Potensi lahan yang begitu luas dapat dimanfaatkan tentunya dengan memberikan perlakuan khusus agar lahan tersebut dapat digunakan sebagai lahan pertanian. Sumberdaya gambut Indonesia merupakan suatu kekayaan alam yang perlu dikelola dengan baik sehingga potensinya yang sangat besar itu tidak tersia-siakan. Dari Rasulullah SAW yang diriwayatkan oleh Ahmad dalam sebuah hadistnya yang dikutip oleh Hidayat (2011) Rasulullah SAW bersabda: “Siapa saja yang mengusahakan tanah mati menjadi hidup (dapat ditanami), baginya mendapatkan suatu ganjaran pahala. Dan makhluk apa yang mendapatkan makan darinya akan dihitung sebagai pahala baginya”.

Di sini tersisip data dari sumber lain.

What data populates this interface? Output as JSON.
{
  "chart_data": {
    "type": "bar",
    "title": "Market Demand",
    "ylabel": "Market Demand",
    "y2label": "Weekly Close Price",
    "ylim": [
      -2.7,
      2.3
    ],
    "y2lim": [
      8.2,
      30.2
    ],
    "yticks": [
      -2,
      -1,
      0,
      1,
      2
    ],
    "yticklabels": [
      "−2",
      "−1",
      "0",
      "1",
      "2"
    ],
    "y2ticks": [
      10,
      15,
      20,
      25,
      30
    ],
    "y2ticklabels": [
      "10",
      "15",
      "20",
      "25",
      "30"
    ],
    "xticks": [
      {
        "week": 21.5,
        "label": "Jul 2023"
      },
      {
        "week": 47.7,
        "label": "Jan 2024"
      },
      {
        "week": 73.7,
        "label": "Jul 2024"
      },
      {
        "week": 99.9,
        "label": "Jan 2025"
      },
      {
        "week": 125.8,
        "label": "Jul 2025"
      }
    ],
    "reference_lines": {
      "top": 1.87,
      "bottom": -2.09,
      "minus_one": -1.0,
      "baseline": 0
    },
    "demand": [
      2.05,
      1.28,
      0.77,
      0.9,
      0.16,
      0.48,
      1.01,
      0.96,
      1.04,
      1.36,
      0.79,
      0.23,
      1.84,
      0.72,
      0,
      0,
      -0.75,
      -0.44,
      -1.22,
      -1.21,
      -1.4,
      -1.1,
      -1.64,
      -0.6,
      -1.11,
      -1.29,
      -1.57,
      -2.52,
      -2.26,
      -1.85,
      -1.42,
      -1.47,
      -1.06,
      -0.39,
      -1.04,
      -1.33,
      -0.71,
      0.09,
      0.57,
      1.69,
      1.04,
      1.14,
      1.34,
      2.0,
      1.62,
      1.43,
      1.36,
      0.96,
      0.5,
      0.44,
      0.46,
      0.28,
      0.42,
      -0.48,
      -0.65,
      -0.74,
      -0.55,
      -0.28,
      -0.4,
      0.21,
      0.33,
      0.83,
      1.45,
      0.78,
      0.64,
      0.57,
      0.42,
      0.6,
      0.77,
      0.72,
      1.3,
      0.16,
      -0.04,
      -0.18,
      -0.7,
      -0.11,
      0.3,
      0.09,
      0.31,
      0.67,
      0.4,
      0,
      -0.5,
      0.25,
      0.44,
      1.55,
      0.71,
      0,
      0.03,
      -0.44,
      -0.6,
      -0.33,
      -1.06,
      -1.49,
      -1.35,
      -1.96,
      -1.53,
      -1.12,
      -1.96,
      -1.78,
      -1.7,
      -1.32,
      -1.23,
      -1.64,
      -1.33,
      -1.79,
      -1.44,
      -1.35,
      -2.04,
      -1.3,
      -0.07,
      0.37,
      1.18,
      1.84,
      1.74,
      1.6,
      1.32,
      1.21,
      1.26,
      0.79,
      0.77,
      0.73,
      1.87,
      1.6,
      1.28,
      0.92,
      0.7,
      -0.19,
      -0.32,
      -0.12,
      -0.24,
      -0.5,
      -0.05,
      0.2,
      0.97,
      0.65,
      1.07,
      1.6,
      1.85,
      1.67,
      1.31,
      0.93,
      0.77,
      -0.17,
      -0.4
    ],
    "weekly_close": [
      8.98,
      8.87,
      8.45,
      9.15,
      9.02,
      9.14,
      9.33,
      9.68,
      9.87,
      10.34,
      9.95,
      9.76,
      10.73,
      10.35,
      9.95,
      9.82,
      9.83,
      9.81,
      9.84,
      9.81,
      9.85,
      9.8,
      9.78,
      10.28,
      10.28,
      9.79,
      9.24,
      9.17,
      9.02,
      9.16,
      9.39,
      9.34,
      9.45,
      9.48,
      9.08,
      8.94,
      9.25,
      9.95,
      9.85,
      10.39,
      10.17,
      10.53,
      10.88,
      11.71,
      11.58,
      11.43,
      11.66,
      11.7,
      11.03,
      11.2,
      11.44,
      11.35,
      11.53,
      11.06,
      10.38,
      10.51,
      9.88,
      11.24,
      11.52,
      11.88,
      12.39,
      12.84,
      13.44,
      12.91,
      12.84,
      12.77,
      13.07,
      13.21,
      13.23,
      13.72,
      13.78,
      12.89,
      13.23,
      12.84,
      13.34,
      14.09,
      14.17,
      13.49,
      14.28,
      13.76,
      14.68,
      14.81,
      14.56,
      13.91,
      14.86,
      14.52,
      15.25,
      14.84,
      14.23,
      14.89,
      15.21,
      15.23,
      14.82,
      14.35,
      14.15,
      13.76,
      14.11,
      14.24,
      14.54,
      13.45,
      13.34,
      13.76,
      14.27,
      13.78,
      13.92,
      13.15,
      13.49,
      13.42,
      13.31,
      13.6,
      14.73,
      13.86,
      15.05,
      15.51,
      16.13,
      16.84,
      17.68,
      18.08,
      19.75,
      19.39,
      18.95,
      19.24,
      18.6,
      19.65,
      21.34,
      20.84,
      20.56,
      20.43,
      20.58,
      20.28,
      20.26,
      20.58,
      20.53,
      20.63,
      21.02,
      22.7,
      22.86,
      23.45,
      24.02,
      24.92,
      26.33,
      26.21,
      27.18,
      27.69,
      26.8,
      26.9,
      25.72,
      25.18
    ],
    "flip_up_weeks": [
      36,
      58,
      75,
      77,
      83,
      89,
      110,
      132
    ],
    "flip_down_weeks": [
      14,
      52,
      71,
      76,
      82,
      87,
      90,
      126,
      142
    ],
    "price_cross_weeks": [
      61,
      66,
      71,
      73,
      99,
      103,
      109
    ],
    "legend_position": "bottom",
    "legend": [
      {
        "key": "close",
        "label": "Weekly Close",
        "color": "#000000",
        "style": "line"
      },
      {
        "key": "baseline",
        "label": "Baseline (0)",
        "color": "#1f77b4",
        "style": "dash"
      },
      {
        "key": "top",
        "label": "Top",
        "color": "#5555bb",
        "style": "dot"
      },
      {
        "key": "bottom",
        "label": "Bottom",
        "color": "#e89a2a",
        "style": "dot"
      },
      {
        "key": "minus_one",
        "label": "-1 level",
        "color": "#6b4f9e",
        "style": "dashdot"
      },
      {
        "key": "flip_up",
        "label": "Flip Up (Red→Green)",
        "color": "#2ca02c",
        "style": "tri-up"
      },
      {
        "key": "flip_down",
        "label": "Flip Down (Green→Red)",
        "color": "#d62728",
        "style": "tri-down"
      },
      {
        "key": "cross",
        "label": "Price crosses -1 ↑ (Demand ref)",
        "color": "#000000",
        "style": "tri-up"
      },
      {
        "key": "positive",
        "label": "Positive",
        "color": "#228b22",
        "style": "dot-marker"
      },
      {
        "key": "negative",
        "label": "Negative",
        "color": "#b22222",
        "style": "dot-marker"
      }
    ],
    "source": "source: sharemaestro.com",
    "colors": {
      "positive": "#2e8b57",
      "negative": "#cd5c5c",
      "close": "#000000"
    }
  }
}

Secara teoritis permasalahan pertanian lahan gambut sesungguhnya disebabkan oleh drainase yang jelek, kemasaman gambut tinggi, tingkat kesuburan dan kerapatan lindak gambut yang rendah. Kemasaman gambut yang tinggi dan ketersediaan hara serta kejenuhan basa (KB) yang rendah menyebabkan produksi pertanian di lahan gambut sangat rendah. Pemanfaatan kapur pertanian, dolomit, untuk memperbaiki kemasaman tanah dan KB memerlukan input dolomit yang tinggi dan mahal. Abu bakar dapat memperbaiki kesuburan tanah namun pembakaran harus dilakukan secara terkendali (Sagiman, 2007).
Keasaman (pH) tanah optimal bagi semangka agar dapat tumbuh baik harus berkisar 6,5-7,2 (Duljapar & Setyowati). Agar diperoleh kondisi pH optimal tersebut, tanah yang bersifat asam (pH kurang dari 6) perlu diberi perlakuan. Adapun perlakuan yang dapat digunakan adalah dengan pemberian abu janjang kelapa sawit.

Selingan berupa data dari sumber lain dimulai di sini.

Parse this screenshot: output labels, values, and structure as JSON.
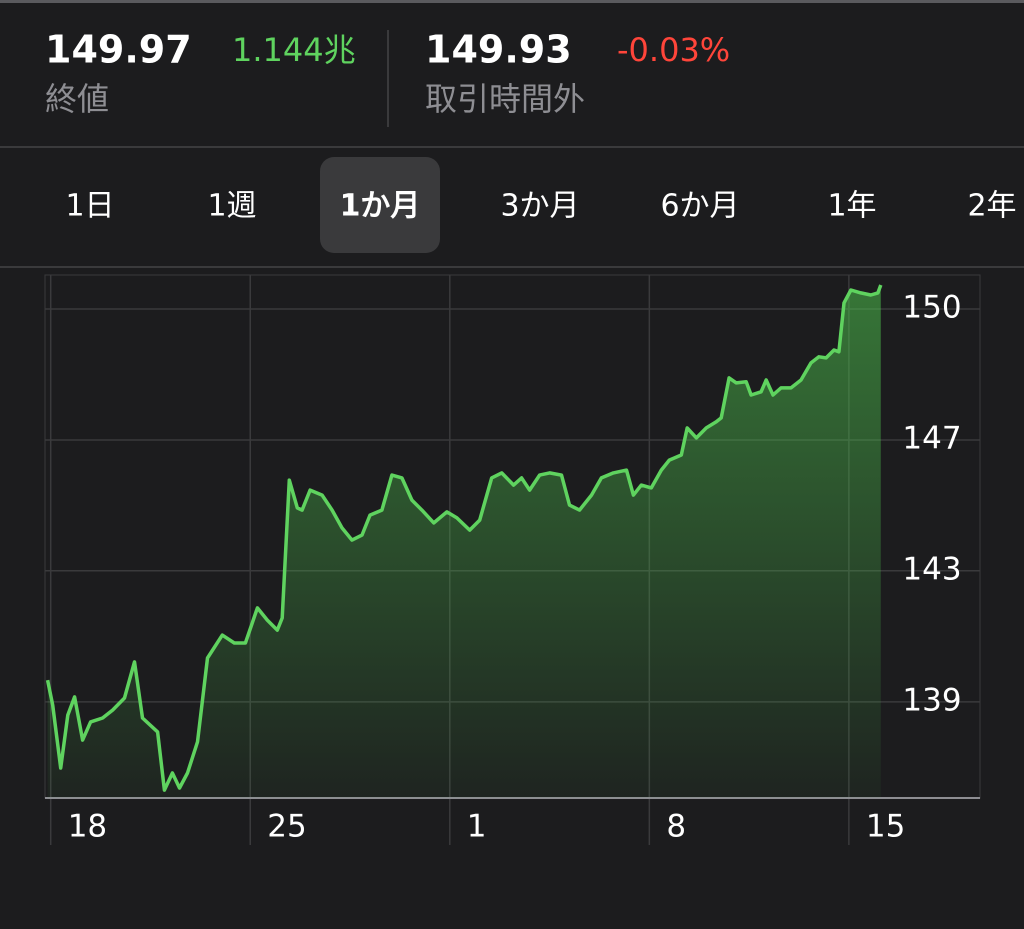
{
  "header": {
    "close_price": "149.97",
    "market_cap": "1.144兆",
    "close_label": "終値",
    "after_hours_price": "149.93",
    "after_hours_change": "-0.03%",
    "after_hours_label": "取引時間外"
  },
  "tabs": [
    {
      "label": "1日"
    },
    {
      "label": "1週"
    },
    {
      "label": "1か月",
      "selected": true
    },
    {
      "label": "3か月"
    },
    {
      "label": "6か月"
    },
    {
      "label": "1年"
    },
    {
      "label": "2年"
    }
  ],
  "chart_data": {
    "type": "line",
    "color": "#5fd35f",
    "x": [
      -0.11,
      0.07,
      0.35,
      0.6,
      0.84,
      1.12,
      1.4,
      1.82,
      2.17,
      2.59,
      2.94,
      3.22,
      3.75,
      3.99,
      4.27,
      4.52,
      4.8,
      5.15,
      5.5,
      6.02,
      6.44,
      6.83,
      7.25,
      7.6,
      7.95,
      8.12,
      8.37,
      8.65,
      8.82,
      9.1,
      9.52,
      9.87,
      10.22,
      10.57,
      10.92,
      11.2,
      11.62,
      11.97,
      12.32,
      12.67,
      13.02,
      13.44,
      13.9,
      14.25,
      14.7,
      15.05,
      15.47,
      15.82,
      16.24,
      16.52,
      16.8,
      17.15,
      17.5,
      17.92,
      18.2,
      18.55,
      18.97,
      19.32,
      19.74,
      20.2,
      20.44,
      20.72,
      21.07,
      21.42,
      21.7,
      22.12,
      22.33,
      22.65,
      23.0,
      23.35,
      23.52,
      23.8,
      24.05,
      24.4,
      24.57,
      24.92,
      25.1,
      25.34,
      25.62,
      25.97,
      26.32,
      26.67,
      26.95,
      27.2,
      27.48,
      27.65,
      27.83,
      28.07,
      28.42,
      28.77,
      29.02,
      29.12
    ],
    "values": [
      139.81,
      139.11,
      137.35,
      138.83,
      139.34,
      138.13,
      138.64,
      138.75,
      138.97,
      139.31,
      140.32,
      138.75,
      138.36,
      136.73,
      137.21,
      136.79,
      137.21,
      138.08,
      140.43,
      141.07,
      140.85,
      140.85,
      141.83,
      141.49,
      141.21,
      141.55,
      145.41,
      144.63,
      144.57,
      145.13,
      144.99,
      144.57,
      144.07,
      143.73,
      143.87,
      144.43,
      144.57,
      145.55,
      145.47,
      144.85,
      144.57,
      144.21,
      144.52,
      144.35,
      144.01,
      144.29,
      145.47,
      145.61,
      145.27,
      145.47,
      145.13,
      145.55,
      145.61,
      145.55,
      144.71,
      144.57,
      144.99,
      145.47,
      145.61,
      145.69,
      144.99,
      145.27,
      145.19,
      145.69,
      145.97,
      146.11,
      146.87,
      146.59,
      146.87,
      147.04,
      147.15,
      148.27,
      148.13,
      148.16,
      147.79,
      147.88,
      148.21,
      147.79,
      147.99,
      147.99,
      148.21,
      148.69,
      148.86,
      148.83,
      149.05,
      149.0,
      150.37,
      150.73,
      150.65,
      150.59,
      150.65,
      150.87
    ],
    "xlim": [
      -0.2,
      32.6
    ],
    "xticks": [
      {
        "value": 0,
        "label": "18"
      },
      {
        "value": 7,
        "label": "25"
      },
      {
        "value": 14,
        "label": "1"
      },
      {
        "value": 21,
        "label": "8"
      },
      {
        "value": 28,
        "label": "15"
      }
    ],
    "ylim": [
      136.51,
      151.15
    ],
    "yticks": [
      {
        "value": 150.2,
        "label": "150"
      },
      {
        "value": 146.53,
        "label": "147"
      },
      {
        "value": 142.87,
        "label": "143"
      },
      {
        "value": 139.2,
        "label": "139"
      }
    ],
    "grid": true
  }
}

Penambahan unsur hara dapat dilakukan dengan pemberian amelioran. Abu janjang kelapa sawit dapat digunakan sebagai salah satu amelioran di tanah gambut karena mempunyai kandungan unsur hara yang lengkap baik makro maupun mikro, mampu meningkatkan pH tanah dan memiliki kejenuhan basa yang tinggi dimana kandungan kationnya bisa mengusir senyawa beracun apabila ketersediaannya mencukupi (Sari, 2011).
Abu janjang kelapa sawit mempunyai komposisi 35 - 40% K2O, 7%P2O5, 9% CaO, dan 3% MgO dengan pH 9,9. Di samping itu, pupuk tersebut mengandung unsur hara mikro, yaitu 1.200 ppm Fe, 1.000 ppm Mn, 400 ppm Zn, dan 100 ppm Cu (Sa’id, 1996).

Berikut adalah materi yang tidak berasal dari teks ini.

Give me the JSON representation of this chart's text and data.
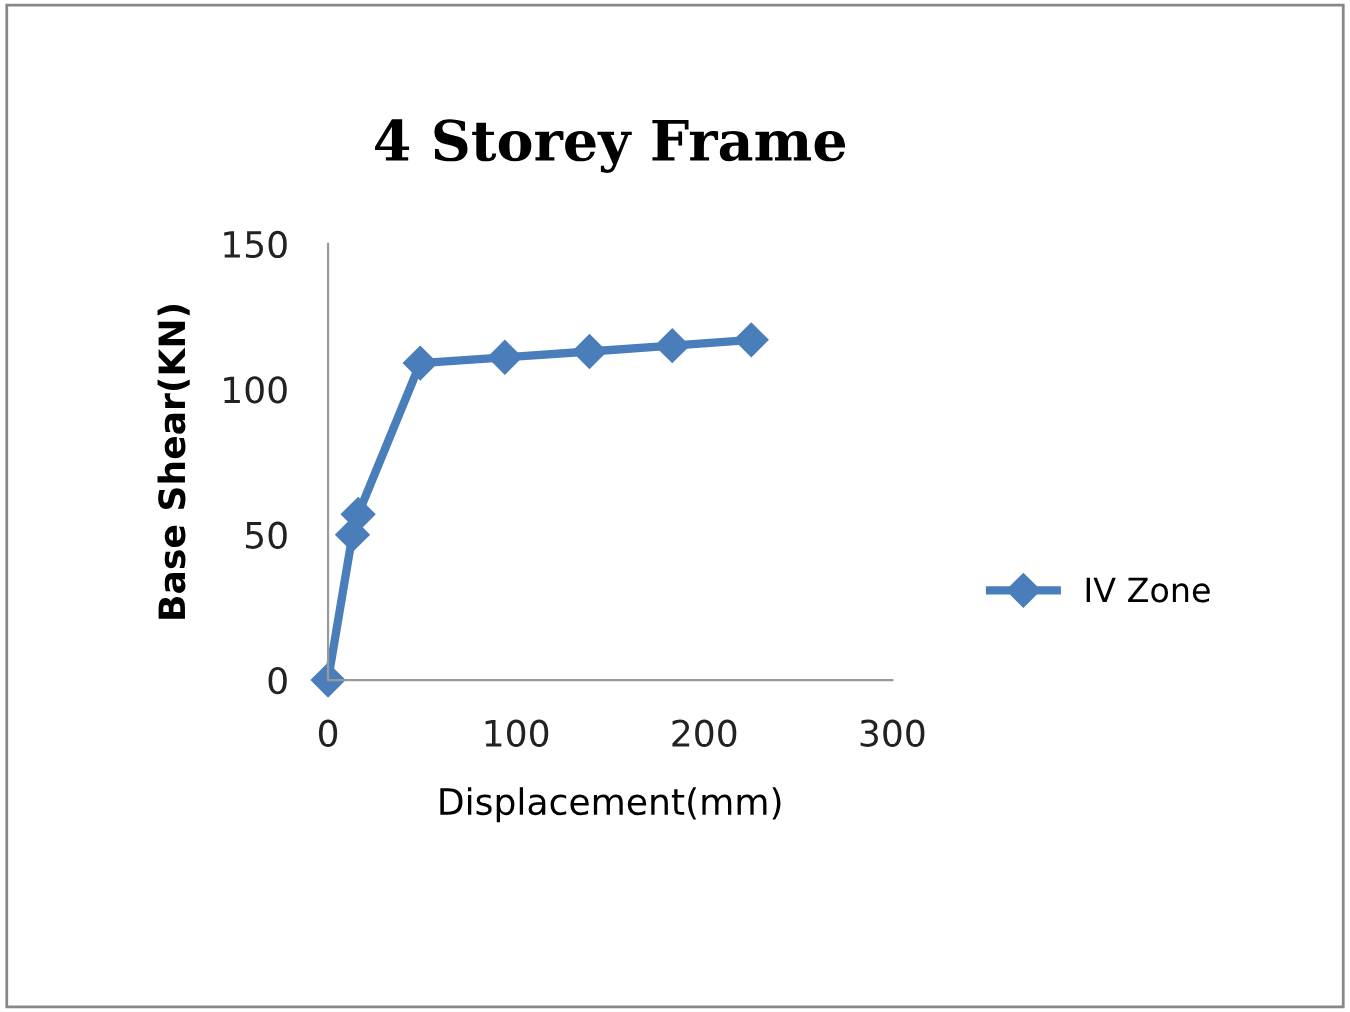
{
  "chart_data": {
    "type": "line",
    "title": "4 Storey Frame",
    "xlabel": "Displacement(mm)",
    "ylabel": "Base Shear(KN)",
    "x": [
      0,
      13,
      16,
      49,
      94,
      139,
      183,
      225
    ],
    "series": [
      {
        "name": "IV Zone",
        "color": "#4a7ebb",
        "values": [
          0,
          50,
          57,
          109,
          111,
          113,
          115,
          117
        ]
      }
    ],
    "xlim": [
      0,
      300
    ],
    "ylim": [
      0,
      150
    ],
    "xticks": [
      0,
      100,
      200,
      300
    ],
    "yticks": [
      0,
      50,
      100,
      150
    ],
    "grid": false,
    "legend": "right",
    "marker": "diamond",
    "line_style": "solid"
  }
}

Abu janjang kelapa sawit bisa berasal dari hasil limbah padat janjang kelapa sawit yang telah mengalami pembakaran pada suhu tinggi (insenerasi pada suhu 600°C) di dalam insenerator di pabrik kelapa sawit dan bisa juga dengan melakukan pembakaran secara manual (Sa’id, 1996).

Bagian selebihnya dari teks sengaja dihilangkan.